Ames Mutagenicity

The Ames test employs several strains of Salmonella typhimurium, which have been selected based on their sensitivity to mutation because of: 1) an increased cell wall permeability, due to mutation which causes partial loss of the lipopolysaccharide barrier that coats the bacterial surface and results in increased permeability to large molecules (rfa mutation); 2) a mutation in the bacterial cell system to excise and repair defects in the DNA, resulting in the inability to repair damaged or mutated sections (uvrB mutation); and 3) R-factor plasmids (some strains) and a multicopy plasmid (some strains) which contain error-prone DNA repair systems. The tester strains also require histidine for growth, due to a mutation in the gene which controls production of histidine.

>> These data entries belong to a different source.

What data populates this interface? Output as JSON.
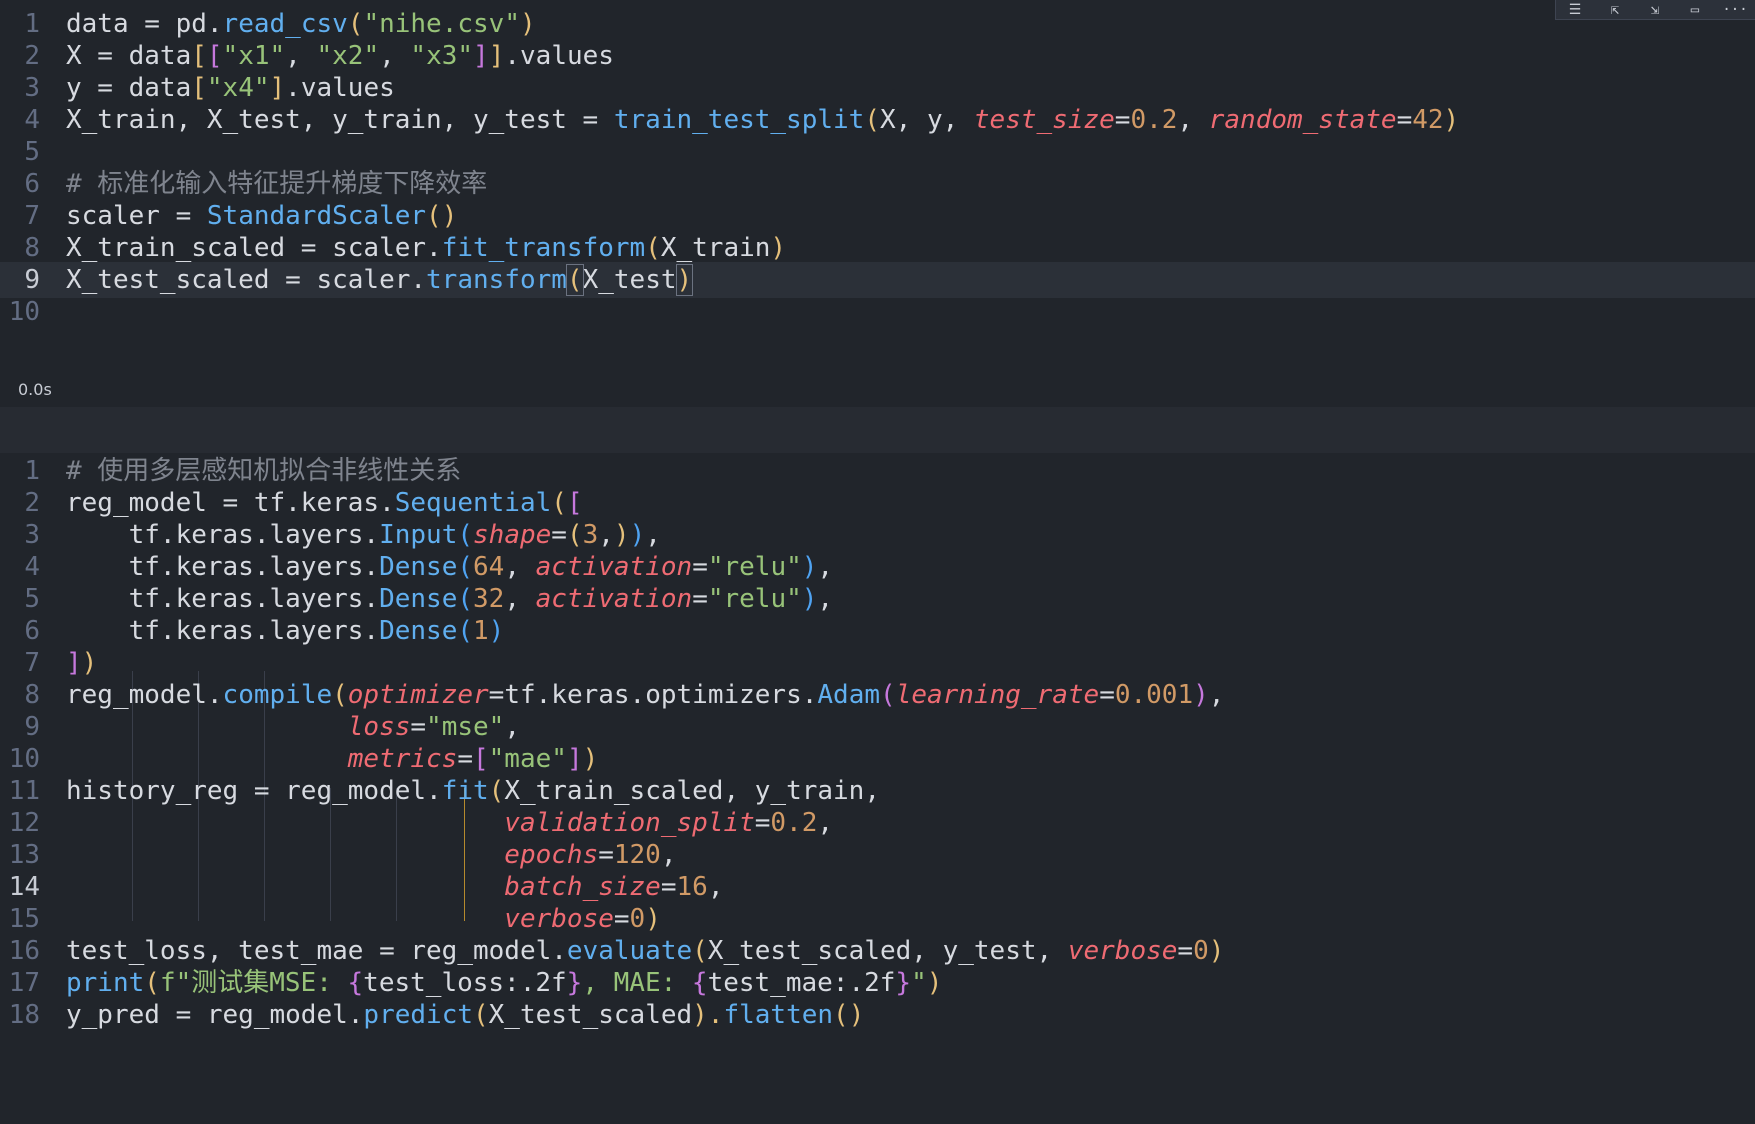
{
  "cell1": {
    "line_numbers": [
      "1",
      "2",
      "3",
      "4",
      "5",
      "6",
      "7",
      "8",
      "9",
      "10"
    ],
    "exec_time": "0.0s",
    "lines": {
      "l1": {
        "a": "data = pd.",
        "b": "read_csv",
        "c": "(",
        "d": "\"nihe.csv\"",
        "e": ")"
      },
      "l2": {
        "a": "X = data",
        "b": "[",
        "c": "[",
        "d": "\"x1\"",
        "e": ", ",
        "f": "\"x2\"",
        "g": ", ",
        "h": "\"x3\"",
        "i": "]",
        "j": "]",
        ".k": "",
        "k": ".values"
      },
      "l3": {
        "a": "y = data",
        "b": "[",
        "c": "\"x4\"",
        "d": "]",
        "e": ".values"
      },
      "l4": {
        "a": "X_train, X_test, y_train, y_test = ",
        "b": "train_test_split",
        "c": "(",
        "d": "X, y, ",
        "e": "test_size",
        "f": "=",
        "g": "0.2",
        "h": ", ",
        "i": "random_state",
        "j": "=",
        "k": "42",
        "l": ")"
      },
      "l6": {
        "a": "# 标准化输入特征提升梯度下降效率"
      },
      "l7": {
        "a": "scaler = ",
        "b": "StandardScaler",
        "c": "()"
      },
      "l8": {
        "a": "X_train_scaled = scaler.",
        "b": "fit_transform",
        "c": "(",
        "d": "X_train",
        "e": ")"
      },
      "l9": {
        "a": "X_test_scaled = scaler.",
        "b": "transform",
        "c": "(",
        "d": "X_test",
        "e": ")"
      }
    }
  },
  "cell2": {
    "line_numbers": [
      "1",
      "2",
      "3",
      "4",
      "5",
      "6",
      "7",
      "8",
      "9",
      "10",
      "11",
      "12",
      "13",
      "14",
      "15",
      "16",
      "17",
      "18"
    ],
    "lines": {
      "l1": {
        "a": "# 使用多层感知机拟合非线性关系"
      },
      "l2": {
        "a": "reg_model = tf.keras.",
        "b": "Sequential",
        "c": "(",
        "d": "["
      },
      "l3": {
        "a": "    tf.keras.layers.",
        "b": "Input",
        "c": "(",
        "d": "shape",
        "e": "=",
        "f": "(",
        "g": "3",
        "h": ",",
        "i": ")",
        "j": ")",
        ".k": "",
        "k": ","
      },
      "l4": {
        "a": "    tf.keras.layers.",
        "b": "Dense",
        "c": "(",
        "d": "64",
        "e": ", ",
        "f": "activation",
        "g": "=",
        "h": "\"relu\"",
        "i": ")",
        "j": ","
      },
      "l5": {
        "a": "    tf.keras.layers.",
        "b": "Dense",
        "c": "(",
        "d": "32",
        "e": ", ",
        "f": "activation",
        "g": "=",
        "h": "\"relu\"",
        "i": ")",
        "j": ","
      },
      "l6": {
        "a": "    tf.keras.layers.",
        "b": "Dense",
        "c": "(",
        "d": "1",
        "e": ")"
      },
      "l7": {
        "a": "]",
        "b": ")"
      },
      "l8": {
        "a": "reg_model.",
        "b": "compile",
        "c": "(",
        "d": "optimizer",
        "e": "=tf.keras.optimizers.",
        "f": "Adam",
        "g": "(",
        "h": "learning_rate",
        "i": "=",
        "j": "0.001",
        "k": ")",
        "l": ","
      },
      "l9": {
        "a": "                  ",
        "b": "loss",
        "c": "=",
        "d": "\"mse\"",
        "e": ","
      },
      "l10": {
        "a": "                  ",
        "b": "metrics",
        "c": "=",
        "d": "[",
        "e": "\"mae\"",
        "f": "]",
        "g": ")"
      },
      "l11": {
        "a": "history_reg = reg_model.",
        "b": "fit",
        "c": "(",
        "d": "X_train_scaled, y_train,"
      },
      "l12": {
        "a": "                            ",
        "b": "validation_split",
        "c": "=",
        "d": "0.2",
        "e": ","
      },
      "l13": {
        "a": "                            ",
        "b": "epochs",
        "c": "=",
        "d": "120",
        "e": ","
      },
      "l14": {
        "a": "                            ",
        "b": "batch_size",
        "c": "=",
        "d": "16",
        "e": ","
      },
      "l15": {
        "a": "                            ",
        "b": "verbose",
        "c": "=",
        "d": "0",
        "e": ")"
      },
      "l16": {
        "a": "test_loss, test_mae = reg_model.",
        "b": "evaluate",
        "c": "(",
        "d": "X_test_scaled, y_test, ",
        "e": "verbose",
        "f": "=",
        "g": "0",
        "h": ")"
      },
      "l17": {
        "a": "print",
        "b": "(",
        "c": "f\"测试集MSE: ",
        "d": "{",
        "e": "test_loss:.2f",
        "f": "}",
        "g": ", MAE: ",
        "h": "{",
        "i": "test_mae:.2f",
        "j": "}",
        "k": "\"",
        "l": ")"
      },
      "l18": {
        "a": "y_pred = reg_model.",
        "b": "predict",
        "c": "(",
        "d": "X_test_scaled",
        "e": ").",
        "f": "flatten",
        "g": "()"
      }
    }
  },
  "toolbar": {
    "icons": [
      "list-icon",
      "run-above-icon",
      "run-below-icon",
      "split-cell-icon",
      "more-icon"
    ],
    "more_label": "···"
  },
  "colors": {
    "background": "#21252b",
    "function": "#61afef",
    "string": "#98c379",
    "number": "#d19a66",
    "keyword_arg": "#ef6b73",
    "comment": "#7f848e"
  }
}
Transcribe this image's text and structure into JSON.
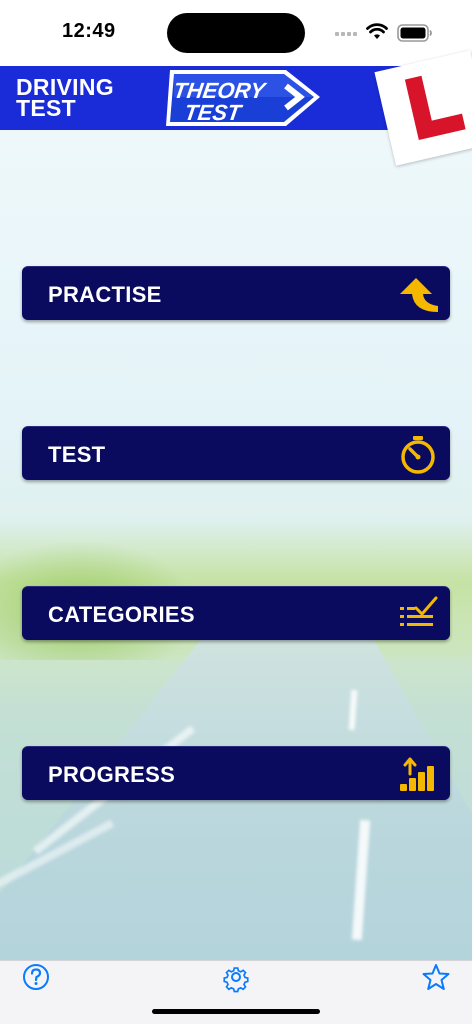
{
  "status": {
    "time": "12:49"
  },
  "header": {
    "title_line1": "DRIVING",
    "title_line2": "TEST",
    "logo_line1": "THEORY",
    "logo_line2": "TEST"
  },
  "menu": [
    {
      "label": "PRACTISE",
      "icon": "arrow-up-icon"
    },
    {
      "label": "TEST",
      "icon": "stopwatch-icon"
    },
    {
      "label": "CATEGORIES",
      "icon": "checklist-icon"
    },
    {
      "label": "PROGRESS",
      "icon": "progress-bars-icon"
    }
  ],
  "tabs": [
    {
      "icon": "help-icon"
    },
    {
      "icon": "settings-gear-icon"
    },
    {
      "icon": "star-icon"
    }
  ],
  "colors": {
    "header_blue": "#1a2bd8",
    "button_navy": "#0a0a5e",
    "icon_yellow": "#f5b800",
    "tab_blue": "#0a7aff",
    "l_plate_red": "#d8142a"
  }
}
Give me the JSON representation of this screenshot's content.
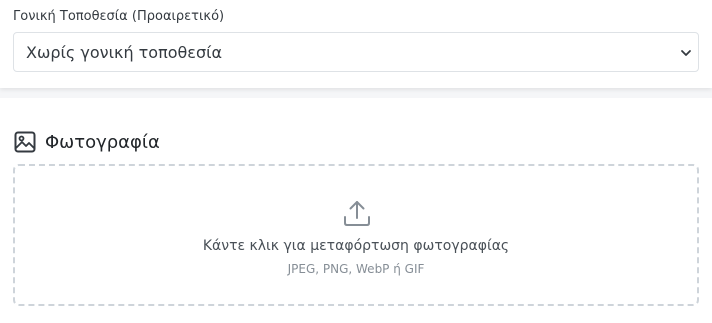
{
  "parent_location": {
    "label": "Γονική Τοποθεσία (Προαιρετικό)",
    "selected_value": "Χωρίς γονική τοποθεσία"
  },
  "photo_section": {
    "title": "Φωτογραφία",
    "icon": "image-icon",
    "dropzone": {
      "icon": "upload-icon",
      "main_text": "Κάντε κλικ για μεταφόρτωση φωτογραφίας",
      "sub_text": "JPEG, PNG, WebP ή GIF"
    }
  }
}
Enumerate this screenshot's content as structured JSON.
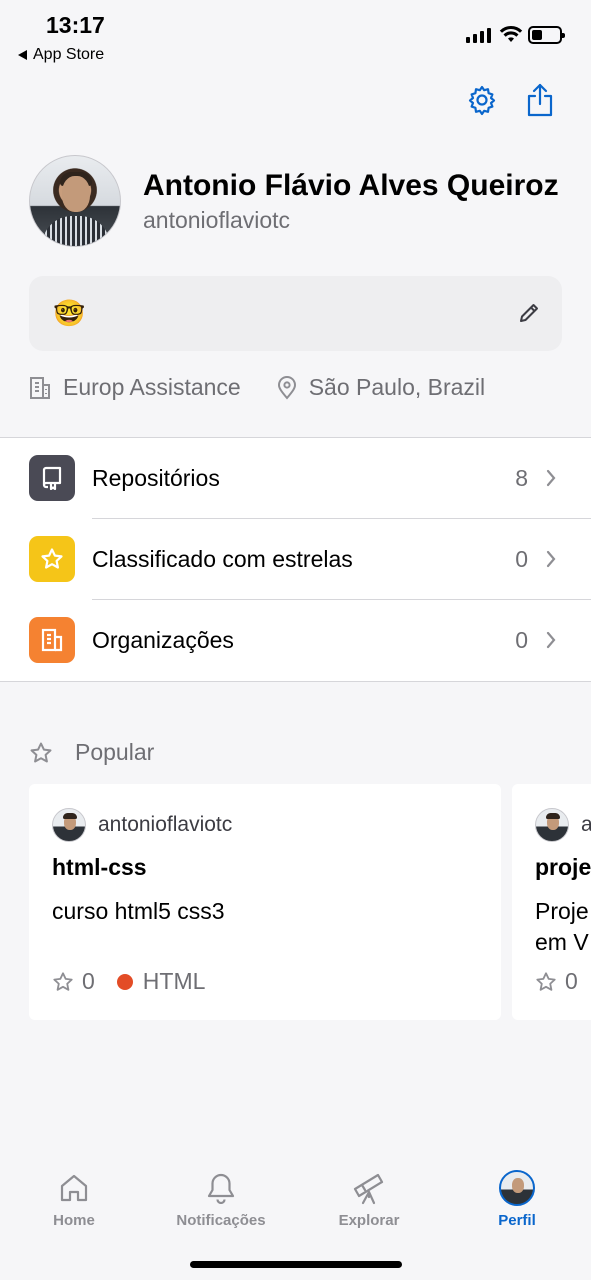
{
  "status_bar": {
    "time": "13:17",
    "back_app": "App Store"
  },
  "header": {
    "icons": [
      "gear-icon",
      "share-icon"
    ]
  },
  "profile": {
    "name": "Antonio Flávio Alves Queiroz",
    "login": "antonioflaviotc",
    "bio_emoji": "🤓",
    "company": "Europ Assistance",
    "location": "São Paulo, Brazil"
  },
  "menu": [
    {
      "label": "Repositórios",
      "count": "8",
      "icon": "repo-icon",
      "color": "#4a4a55"
    },
    {
      "label": "Classificado com estrelas",
      "count": "0",
      "icon": "star-icon",
      "color": "#f5c518"
    },
    {
      "label": "Organizações",
      "count": "0",
      "icon": "building-icon",
      "color": "#f58231"
    }
  ],
  "popular": {
    "heading": "Popular",
    "cards": [
      {
        "owner": "antonioflaviotc",
        "title": "html-css",
        "description": "curso html5 css3",
        "stars": "0",
        "language": "HTML",
        "language_color": "#e34c26"
      },
      {
        "owner": "a",
        "title": "proje",
        "description": "Proje",
        "description_line2": "em V",
        "stars": "0"
      }
    ]
  },
  "tabbar": {
    "tabs": [
      {
        "label": "Home",
        "icon": "home-icon"
      },
      {
        "label": "Notificações",
        "icon": "bell-icon"
      },
      {
        "label": "Explorar",
        "icon": "telescope-icon"
      },
      {
        "label": "Perfil",
        "icon": "avatar",
        "active": true
      }
    ]
  },
  "colors": {
    "accent": "#0a66cc",
    "background": "#f6f6f8"
  }
}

The Salmonella reverse mutation (Ames) tests are performed by mixing the test substance (liquid) or an extract of the test substance and the test organism together in a soft agar solution, which contains only small amounts of histidine. The histidine permits the inoculated test organism to undergo a limited number of divisions, but is insufficient to permit normal growth. If, however, the strain undergoes a reverse mutation, (spontaneous or induced by the test substance or a positive control material), the organism no longer requires histidine to grow and can produce a visible colony or revertant. Only mutations to the test organism in the region of the histidine gene will cause the test organism to undergo a reverse mutation to an organism which then no longer requires histidine. The tester strains are selected to detect various types of mutagens. The tester strains employed are TA97A, TA98, TA100, TA102 and TA1535.